Specific aim 1 is to create an adeno-associated virus based plasmid (pAAV)/IGF-I in 3D alginate scaffolds and to measure IGF-I release, ECM accumulation, and mechanical properties of gel over 36 days in culture.
Specific aim 2 is to characterize IGF-I release, matrix synthesis, and mechanical properties of control and KPLHALL-modified alginate containing chondrocytes transfected with pAAV/IGF-I. Finally, Specific aim 3 is to compare IGF-I release, matrix synthesis, and mechanical properties of constructs seeded with pAAV/IGF-I transfected chondrocytes in alginate gels modified with longer and shorter the sequences (PRQDEEKPLHALL, KPLHALL, and ALL) from the mini-IGFBP-5. We believe that controlling both their cellular production and extracellular binding of IGF-I will synergistically enhance chondrocyte biosynthesis and facilitate generation of tissue engineered cartilage.

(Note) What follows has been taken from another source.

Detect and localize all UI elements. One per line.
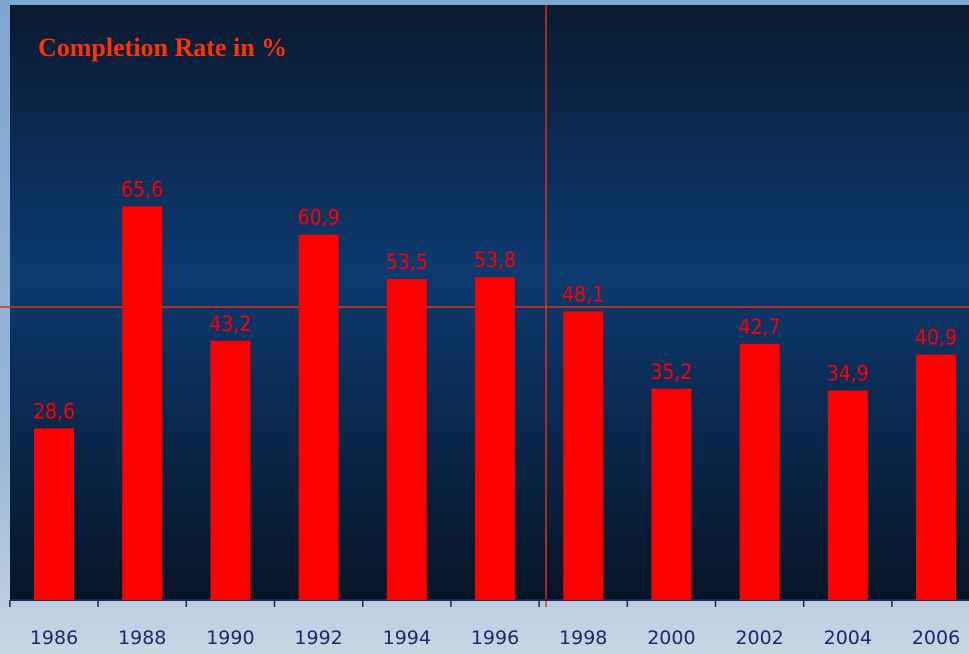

This proposal is essential to improve the public health because it has great potential to help the approximately 27 million people in America who are affected by Osteoarthritis (OA)1,2. My current research is a combination of two technologies: tissue engineering and gene therapy. I am interested in improving the current gene therapy technology by combining biomaterials into a structure that allows the cells that make up cartilage to fill out the structure with materials that they make up;therefore the construct will have cartilage enabling us to fabricate body parts that contain cartilage such as knees, which are commonly affected by OA.